Nous allâmes déjeuner à Neyrac, à l’ombre des grands châtaigniers. On nous servit des truites exquises, un perdreau artistement orné de tranches de lard et de feuilles de vignes, avec un plat de ce délicieux champignon que les savants appellent oronge et que les Vivarois appellent le roumanel, mot qui, dans leur langage, signifie le champignon en général, mais veut dire ici le champignon par excellence. Barbe soutint que le parfum de l’oronge dans les dîners d’été, valait celui de la truffe dans les soupers d’hiver. Il fit au cuisinier des compliments, d’ailleurs mérités, où l’on sentait une conviction profonde, ce qui ne l’empêcha pas, l’instant d’après, de foudroyer la corruption impériale et de célébrer l’austérité républicaine.

Neyrac dépend de la commune de Meyras, dont le bourg principal est situé sur la colline, de l’autre côté de l’Ardèche. Une famille, aujourd’hui disparue, a tenu longtemps la principale place à Meyras, c’était celle des Desportes. Un de ses membres, Auguste Desportes, a été un écrivain distingué. Il a fait jouer à l’Odéon, en janvier 1843, une comédie en vers, Molière à Chambord, qui eut un certain succès. Il est l’auteur de l’article sur l’instruction publique en France (1842), paru dans le recueil intitulé Patria. Il a publié, de plus, une traduction de Perse en vers, et un conte anecdotique, le Duel d’Young ou la Peine du Talion, Lyon 1822. Auguste Desportes était, en dernier lieu, attaché au catalogue de la Bibliothèque nationale. Né à Aubenas le 17 avril 1797, il est mort à Paris en mai 1866.

Nous fîmes en voiture le reste de la journée, et l’on conviendra qu’après avoir marché de la Chavade à Neyrac, nous étions bien en droit de continuer notre excursion dans des conditions moins fatigantes. Nous visitâmes ainsi les sources minérales du Pestrin et celles de Prades, les ruines du château de Ventadour, Nieigles, Arlix où l’on nous montra l’emplacement d’une chapelle des moines de St-Chaffre, enfin la Bégude et Vals, mais nous avons parlé de toute cette région assez longuement dans un autre ouvrage (1), et nous ne voyons guère la nécessité d’en rebattre ici les oreilles de nos lecteurs.

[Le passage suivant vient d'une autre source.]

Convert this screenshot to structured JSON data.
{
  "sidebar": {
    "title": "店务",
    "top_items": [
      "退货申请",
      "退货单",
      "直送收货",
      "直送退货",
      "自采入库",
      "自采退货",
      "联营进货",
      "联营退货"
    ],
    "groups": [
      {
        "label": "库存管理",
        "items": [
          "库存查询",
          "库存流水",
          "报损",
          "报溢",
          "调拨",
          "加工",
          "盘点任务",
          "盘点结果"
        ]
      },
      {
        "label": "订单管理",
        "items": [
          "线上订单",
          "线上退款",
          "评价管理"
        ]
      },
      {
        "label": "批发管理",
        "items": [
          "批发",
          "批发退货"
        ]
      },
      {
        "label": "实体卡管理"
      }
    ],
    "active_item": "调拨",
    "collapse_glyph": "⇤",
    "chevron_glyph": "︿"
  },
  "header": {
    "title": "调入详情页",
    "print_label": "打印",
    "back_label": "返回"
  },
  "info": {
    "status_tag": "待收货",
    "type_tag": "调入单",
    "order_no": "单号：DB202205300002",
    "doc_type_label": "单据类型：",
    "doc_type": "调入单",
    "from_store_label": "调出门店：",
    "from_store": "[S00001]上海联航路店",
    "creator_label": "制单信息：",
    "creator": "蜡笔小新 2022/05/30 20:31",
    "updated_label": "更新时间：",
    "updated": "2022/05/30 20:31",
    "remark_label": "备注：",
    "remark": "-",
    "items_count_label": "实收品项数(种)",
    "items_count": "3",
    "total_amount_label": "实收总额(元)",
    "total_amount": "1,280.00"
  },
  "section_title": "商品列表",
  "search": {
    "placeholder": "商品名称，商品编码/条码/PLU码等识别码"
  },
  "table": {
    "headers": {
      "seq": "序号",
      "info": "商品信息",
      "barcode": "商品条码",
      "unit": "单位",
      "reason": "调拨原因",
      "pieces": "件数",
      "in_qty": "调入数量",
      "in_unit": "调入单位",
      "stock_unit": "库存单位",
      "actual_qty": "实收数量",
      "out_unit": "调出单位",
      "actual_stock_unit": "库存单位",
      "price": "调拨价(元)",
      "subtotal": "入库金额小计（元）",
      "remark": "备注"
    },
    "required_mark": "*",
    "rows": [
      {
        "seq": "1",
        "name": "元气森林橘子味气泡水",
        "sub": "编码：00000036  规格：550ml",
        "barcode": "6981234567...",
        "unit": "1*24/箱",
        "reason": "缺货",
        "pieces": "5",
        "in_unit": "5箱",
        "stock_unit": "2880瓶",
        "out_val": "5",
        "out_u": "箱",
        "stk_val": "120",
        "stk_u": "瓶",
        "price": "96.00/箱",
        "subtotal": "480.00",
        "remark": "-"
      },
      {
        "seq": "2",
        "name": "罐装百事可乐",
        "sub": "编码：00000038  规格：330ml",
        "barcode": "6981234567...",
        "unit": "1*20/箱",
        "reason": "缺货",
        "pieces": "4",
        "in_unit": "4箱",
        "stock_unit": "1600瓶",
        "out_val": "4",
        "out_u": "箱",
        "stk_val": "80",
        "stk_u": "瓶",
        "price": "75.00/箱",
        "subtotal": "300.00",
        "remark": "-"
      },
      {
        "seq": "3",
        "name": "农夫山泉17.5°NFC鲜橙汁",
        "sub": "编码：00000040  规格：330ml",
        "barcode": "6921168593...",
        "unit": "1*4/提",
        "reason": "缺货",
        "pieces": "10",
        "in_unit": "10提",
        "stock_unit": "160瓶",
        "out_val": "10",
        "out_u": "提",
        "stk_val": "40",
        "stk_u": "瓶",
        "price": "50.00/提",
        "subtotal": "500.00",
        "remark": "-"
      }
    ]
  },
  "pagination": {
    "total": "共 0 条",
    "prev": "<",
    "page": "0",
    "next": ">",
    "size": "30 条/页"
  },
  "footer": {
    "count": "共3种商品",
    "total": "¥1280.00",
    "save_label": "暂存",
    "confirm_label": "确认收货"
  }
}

Nous allâmes coucher à Vals, à l’hôtel Armand, où le plus aimable et le plus intelligent des hôteliers, mort malheureusement depuis, nous servit un vrai dîner de gourmet, comme pour prouver une fois de plus à Barbe, que la corruption culinaire s’accommode aussi bien de la République que de l’Empire. Il fut arrosé d’un excellent vin que produisaient autrefois les vignobles de Fons, près d’Aubenas, et Barbe prétendit que si l’école de Salerne, qui permet de se griser une fois par mois, avait connu ce vin là, elle aurait certainement étendu la permission à la quinzaine.

  1. Voyage aux Pays volcaniques du Vivarais, 1878.